Search code examples
pythondeep-learningpytorchbatch-normalizationfaster-rcnn

Not able to switch off batch norm layers for faster-rcnn (PyTorch)


I'm trying to switch off batch norm layers in a faster-rcnn model for evaluation mode.

I'm doing a sanity check atm:

@torch.no_grad()
def evaluate_loss(model, data_loader, device):
    val_loss = 0
    model.train()
    for images, targets in data_loader:
        # check that all layers are in train mode
        # for name, module in model.named_modules():
        #     if hasattr(module, 'training'):
        #         print('{} is training {}'.format(name, module.training))
        #         # set bn layers to eval
        for module in model.modules():
            if isinstance(module, torch.nn.BatchNorm2d):
                module.eval()
        # bn layers are now in eval
        for name, module in model.named_modules():
            if hasattr(module, 'training'):
                print('{} is training {}'.format(name, module.training))

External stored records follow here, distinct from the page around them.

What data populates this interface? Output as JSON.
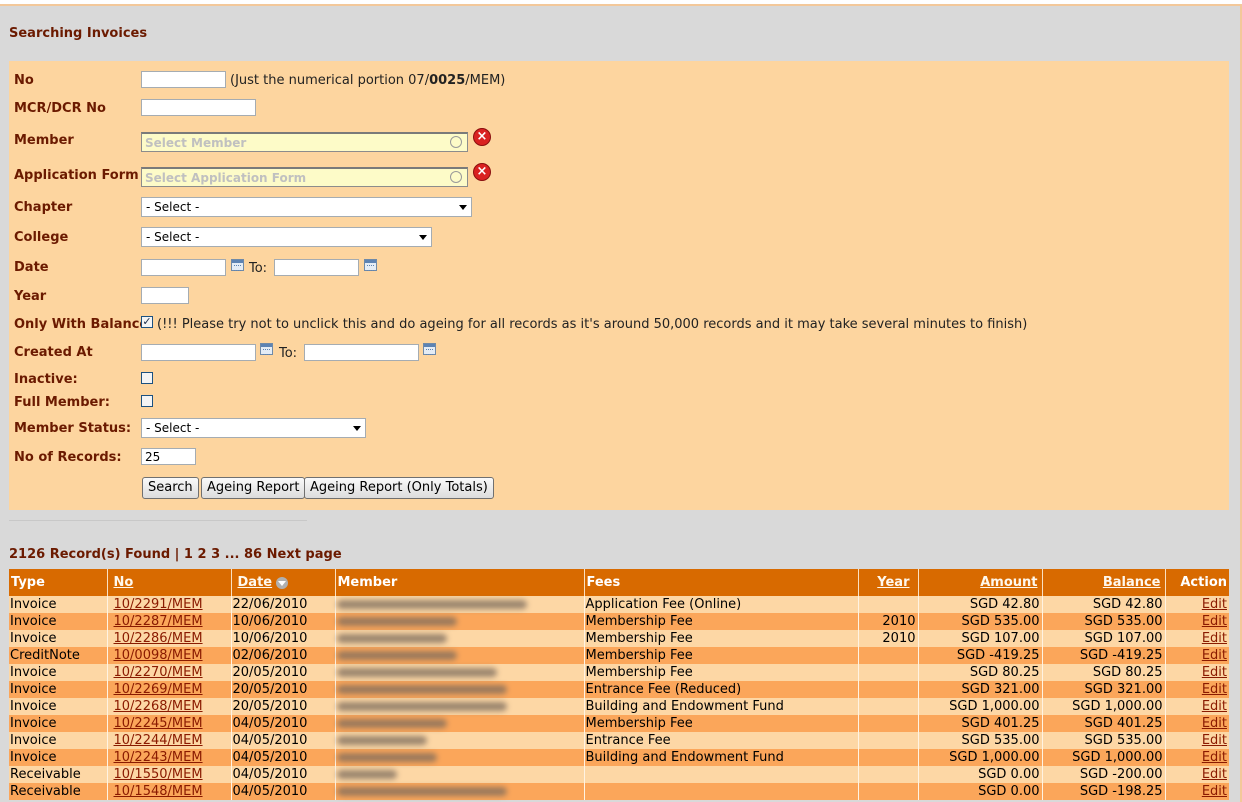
{
  "page_title": "Searching Invoices",
  "form": {
    "no_label": "No",
    "no_hint_pre": "(Just the numerical portion 07/",
    "no_hint_bold": "0025",
    "no_hint_post": "/MEM)",
    "mcr_label": "MCR/DCR No",
    "member_label": "Member",
    "member_placeholder": "Select Member",
    "appform_label": "Application Form",
    "appform_placeholder": "Select Application Form",
    "chapter_label": "Chapter",
    "chapter_value": "- Select -",
    "college_label": "College",
    "college_value": "- Select -",
    "date_label": "Date",
    "to_label": "To:",
    "year_label": "Year",
    "balance_label": "Only With Balance",
    "balance_note": "(!!! Please try not to unclick this and do ageing for all records as it's around 50,000 records and it may take several minutes to finish)",
    "created_label": "Created At",
    "inactive_label": "Inactive:",
    "fullmember_label": "Full Member:",
    "memberstatus_label": "Member Status:",
    "memberstatus_value": "- Select -",
    "records_label": "No of Records:",
    "records_value": "25",
    "search_button": "Search",
    "ageing_button": "Ageing Report",
    "ageing_totals_button": "Ageing Report (Only Totals)"
  },
  "summary": "2126 Record(s) Found | 1 2 3 ... 86 Next page",
  "table": {
    "headers": [
      "Type",
      "No",
      "Date",
      "Member",
      "Fees",
      "Year",
      "Amount",
      "Balance",
      "Action"
    ],
    "rows": [
      {
        "type": "Invoice",
        "no": "10/2291/MEM",
        "date": "22/06/2010",
        "fees": "Application Fee (Online)",
        "year": "",
        "amount": "SGD 42.80",
        "balance": "SGD 42.80",
        "action": "Edit"
      },
      {
        "type": "Invoice",
        "no": "10/2287/MEM",
        "date": "10/06/2010",
        "fees": "Membership Fee",
        "year": "2010",
        "amount": "SGD 535.00",
        "balance": "SGD 535.00",
        "action": "Edit"
      },
      {
        "type": "Invoice",
        "no": "10/2286/MEM",
        "date": "10/06/2010",
        "fees": "Membership Fee",
        "year": "2010",
        "amount": "SGD 107.00",
        "balance": "SGD 107.00",
        "action": "Edit"
      },
      {
        "type": "CreditNote",
        "no": "10/0098/MEM",
        "date": "02/06/2010",
        "fees": "Membership Fee",
        "year": "",
        "amount": "SGD -419.25",
        "balance": "SGD -419.25",
        "action": "Edit"
      },
      {
        "type": "Invoice",
        "no": "10/2270/MEM",
        "date": "20/05/2010",
        "fees": "Membership Fee",
        "year": "",
        "amount": "SGD 80.25",
        "balance": "SGD 80.25",
        "action": "Edit"
      },
      {
        "type": "Invoice",
        "no": "10/2269/MEM",
        "date": "20/05/2010",
        "fees": "Entrance Fee (Reduced)",
        "year": "",
        "amount": "SGD 321.00",
        "balance": "SGD 321.00",
        "action": "Edit"
      },
      {
        "type": "Invoice",
        "no": "10/2268/MEM",
        "date": "20/05/2010",
        "fees": "Building and Endowment Fund",
        "year": "",
        "amount": "SGD 1,000.00",
        "balance": "SGD 1,000.00",
        "action": "Edit"
      },
      {
        "type": "Invoice",
        "no": "10/2245/MEM",
        "date": "04/05/2010",
        "fees": "Membership Fee",
        "year": "",
        "amount": "SGD 401.25",
        "balance": "SGD 401.25",
        "action": "Edit"
      },
      {
        "type": "Invoice",
        "no": "10/2244/MEM",
        "date": "04/05/2010",
        "fees": "Entrance Fee",
        "year": "",
        "amount": "SGD 535.00",
        "balance": "SGD 535.00",
        "action": "Edit"
      },
      {
        "type": "Invoice",
        "no": "10/2243/MEM",
        "date": "04/05/2010",
        "fees": "Building and Endowment Fund",
        "year": "",
        "amount": "SGD 1,000.00",
        "balance": "SGD 1,000.00",
        "action": "Edit"
      },
      {
        "type": "Receivable",
        "no": "10/1550/MEM",
        "date": "04/05/2010",
        "fees": "",
        "year": "",
        "amount": "SGD 0.00",
        "balance": "SGD -200.00",
        "action": "Edit"
      },
      {
        "type": "Receivable",
        "no": "10/1548/MEM",
        "date": "04/05/2010",
        "fees": "",
        "year": "",
        "amount": "SGD 0.00",
        "balance": "SGD -198.25",
        "action": "Edit"
      }
    ]
  }
}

However, all the batch norm layers are still in training mode. When I replace it with for example Conv2d, I get the expected behaviour of False. Here is an example snippet of the output:

backbone.body.layer4.0.conv1 is training True
backbone.body.layer4.0.bn1 is training True
backbone.body.layer4.0.conv2 is training True
backbone.body.layer4.0.bn2 is training True
backbone.body.layer4.0.conv3 is training True
backbone.body.layer4.0.bn3 is training True

Why is this happening? What can I do to switch off these layers? I have tried this with all variations of batch norm as provided by torch.nn.


Solution

  • So, after further investigation and after printing out all modules provided by the faster-rcnn, instead of BatchNorm2d, FrozenBatchNorm2d is used by the pretained model.

    Furthermore, unlike what's currently stated by the documentation, you must call torchvision.ops.misc.FrozenBatchNorm2d instead of torchvision.ops.FrozenBatchNorm2d.

    Additionally, as the layers are already frozen, there is no need to "switch off" these layers thus model.eval() is probably not required.